Retail stores across the United States have seen an influx of traffic as Americans seek to stock up on basic supplies. Cannabis retailers have seen a similar trend, with many consumers choosing to make fewer trips to dispensaries, instead opting for larger, less frequent purchases as COVID-19 fears grip the country.
Cannabis businesses have responded to the ongoing COVID-19 outbreaks with precautions of their own. This includes increasing sanitation standards for employees, giving priority to medical marijuana patients when needed, and postponing grand openings of new stores. Many companies are encouraging buyers to opt for online ordering, drive-by purchases, and home delivery options where possible.

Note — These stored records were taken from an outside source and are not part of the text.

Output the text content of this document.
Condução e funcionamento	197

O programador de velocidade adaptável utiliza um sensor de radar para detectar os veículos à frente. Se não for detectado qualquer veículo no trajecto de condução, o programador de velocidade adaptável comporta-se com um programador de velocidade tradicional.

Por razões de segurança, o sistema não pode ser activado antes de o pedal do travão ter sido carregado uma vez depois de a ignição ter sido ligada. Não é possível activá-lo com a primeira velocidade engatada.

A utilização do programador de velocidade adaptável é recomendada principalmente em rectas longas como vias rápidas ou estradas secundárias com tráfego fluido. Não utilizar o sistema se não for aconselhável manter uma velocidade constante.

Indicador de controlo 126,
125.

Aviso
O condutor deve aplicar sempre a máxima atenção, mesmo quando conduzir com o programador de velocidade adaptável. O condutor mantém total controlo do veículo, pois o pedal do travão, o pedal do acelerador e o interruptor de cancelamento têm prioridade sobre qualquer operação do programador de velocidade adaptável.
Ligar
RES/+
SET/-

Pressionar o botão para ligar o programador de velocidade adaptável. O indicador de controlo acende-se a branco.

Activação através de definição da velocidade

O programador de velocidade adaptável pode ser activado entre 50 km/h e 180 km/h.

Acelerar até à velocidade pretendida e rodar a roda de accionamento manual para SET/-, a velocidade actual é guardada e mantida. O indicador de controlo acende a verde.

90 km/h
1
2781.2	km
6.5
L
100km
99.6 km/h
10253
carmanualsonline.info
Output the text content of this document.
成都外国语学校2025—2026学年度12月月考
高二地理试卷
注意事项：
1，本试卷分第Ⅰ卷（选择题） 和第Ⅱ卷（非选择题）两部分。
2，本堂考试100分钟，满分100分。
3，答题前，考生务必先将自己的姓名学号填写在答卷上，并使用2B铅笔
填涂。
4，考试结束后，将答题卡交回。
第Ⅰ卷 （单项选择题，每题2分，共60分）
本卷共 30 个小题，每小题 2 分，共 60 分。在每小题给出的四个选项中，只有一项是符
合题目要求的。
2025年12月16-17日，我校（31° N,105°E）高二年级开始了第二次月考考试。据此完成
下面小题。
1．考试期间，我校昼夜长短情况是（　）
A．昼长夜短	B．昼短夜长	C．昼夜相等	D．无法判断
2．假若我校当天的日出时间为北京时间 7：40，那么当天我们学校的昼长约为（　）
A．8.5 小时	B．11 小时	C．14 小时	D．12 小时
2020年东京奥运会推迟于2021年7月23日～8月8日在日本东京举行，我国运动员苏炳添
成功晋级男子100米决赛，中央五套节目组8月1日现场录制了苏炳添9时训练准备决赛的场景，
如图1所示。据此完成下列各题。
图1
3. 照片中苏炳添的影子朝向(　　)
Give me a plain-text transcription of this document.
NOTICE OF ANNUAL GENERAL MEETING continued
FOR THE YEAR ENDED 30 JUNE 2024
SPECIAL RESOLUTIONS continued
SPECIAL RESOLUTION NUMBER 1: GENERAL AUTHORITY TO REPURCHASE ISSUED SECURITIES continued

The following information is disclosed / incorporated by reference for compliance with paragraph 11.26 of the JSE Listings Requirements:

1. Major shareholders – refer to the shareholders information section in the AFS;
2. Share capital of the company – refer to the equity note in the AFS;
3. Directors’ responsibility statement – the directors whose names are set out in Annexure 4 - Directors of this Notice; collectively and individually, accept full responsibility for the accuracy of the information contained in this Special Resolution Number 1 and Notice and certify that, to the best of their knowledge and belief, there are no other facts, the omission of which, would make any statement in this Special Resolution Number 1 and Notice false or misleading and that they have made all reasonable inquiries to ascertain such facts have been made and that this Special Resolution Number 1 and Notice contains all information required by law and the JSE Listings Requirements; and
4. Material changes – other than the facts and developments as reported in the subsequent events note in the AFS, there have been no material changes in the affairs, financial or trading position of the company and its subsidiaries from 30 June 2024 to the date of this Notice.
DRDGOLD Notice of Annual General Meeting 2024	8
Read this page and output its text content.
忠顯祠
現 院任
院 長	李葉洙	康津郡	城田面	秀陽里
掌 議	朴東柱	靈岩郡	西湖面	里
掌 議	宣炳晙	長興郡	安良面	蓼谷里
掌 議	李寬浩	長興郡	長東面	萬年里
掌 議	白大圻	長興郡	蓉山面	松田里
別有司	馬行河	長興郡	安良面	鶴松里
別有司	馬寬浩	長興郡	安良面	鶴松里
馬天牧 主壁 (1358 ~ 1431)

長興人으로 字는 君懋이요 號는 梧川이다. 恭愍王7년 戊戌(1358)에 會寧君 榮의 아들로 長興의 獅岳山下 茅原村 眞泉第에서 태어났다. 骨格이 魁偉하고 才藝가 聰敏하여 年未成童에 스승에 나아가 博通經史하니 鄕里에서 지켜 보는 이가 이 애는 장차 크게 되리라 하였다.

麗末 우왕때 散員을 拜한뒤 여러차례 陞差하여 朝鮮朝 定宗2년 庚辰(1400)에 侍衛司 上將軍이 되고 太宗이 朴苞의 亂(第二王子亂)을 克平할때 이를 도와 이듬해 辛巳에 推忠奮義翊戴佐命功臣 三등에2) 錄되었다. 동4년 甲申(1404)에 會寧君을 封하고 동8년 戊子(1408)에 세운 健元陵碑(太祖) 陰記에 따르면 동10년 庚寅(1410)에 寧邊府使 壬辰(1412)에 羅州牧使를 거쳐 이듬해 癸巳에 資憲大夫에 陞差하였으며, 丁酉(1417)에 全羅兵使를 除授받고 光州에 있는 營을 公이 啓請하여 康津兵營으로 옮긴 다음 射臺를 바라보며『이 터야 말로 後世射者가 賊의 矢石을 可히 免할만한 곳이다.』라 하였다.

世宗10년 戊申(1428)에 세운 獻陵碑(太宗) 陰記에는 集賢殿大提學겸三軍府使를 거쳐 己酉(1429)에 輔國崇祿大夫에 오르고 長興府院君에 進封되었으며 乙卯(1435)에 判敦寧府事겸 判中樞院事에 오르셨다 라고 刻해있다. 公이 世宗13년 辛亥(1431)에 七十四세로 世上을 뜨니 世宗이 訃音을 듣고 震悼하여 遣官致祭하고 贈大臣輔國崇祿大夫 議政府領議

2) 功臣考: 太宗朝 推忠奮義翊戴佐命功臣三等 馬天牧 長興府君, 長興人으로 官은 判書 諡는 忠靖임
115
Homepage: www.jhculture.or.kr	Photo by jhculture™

PharmaCann, an Illinois-based multistate operator, confirmed that while it intends to continue serving recreational and medical markets, the company would prioritize medical patients ahead of adult-use sales if it comes down to that. Other companies are likely to follow a similar policy.
A tough time for pot stocks
Cannabis companies had a difficult 2019, with major pot stocks tumbling across the board. While some hopeful investors expected that 2020 would be the beginning of a turnaround, the emergence of COVID-19 onto the public scene seems to have dashed those hopes.
Tilray (NASDAQ:TLRY) saw its shares tumble around 32% on Friday, although this loss had little to do with COVID-19. Instead, the cannabis giant had issued CA$90.4 million worth of stock at $4.76 per share in an effort to raise money. Even before this announcement, however, Tilray’s stock price had plummeted significantly over the past month.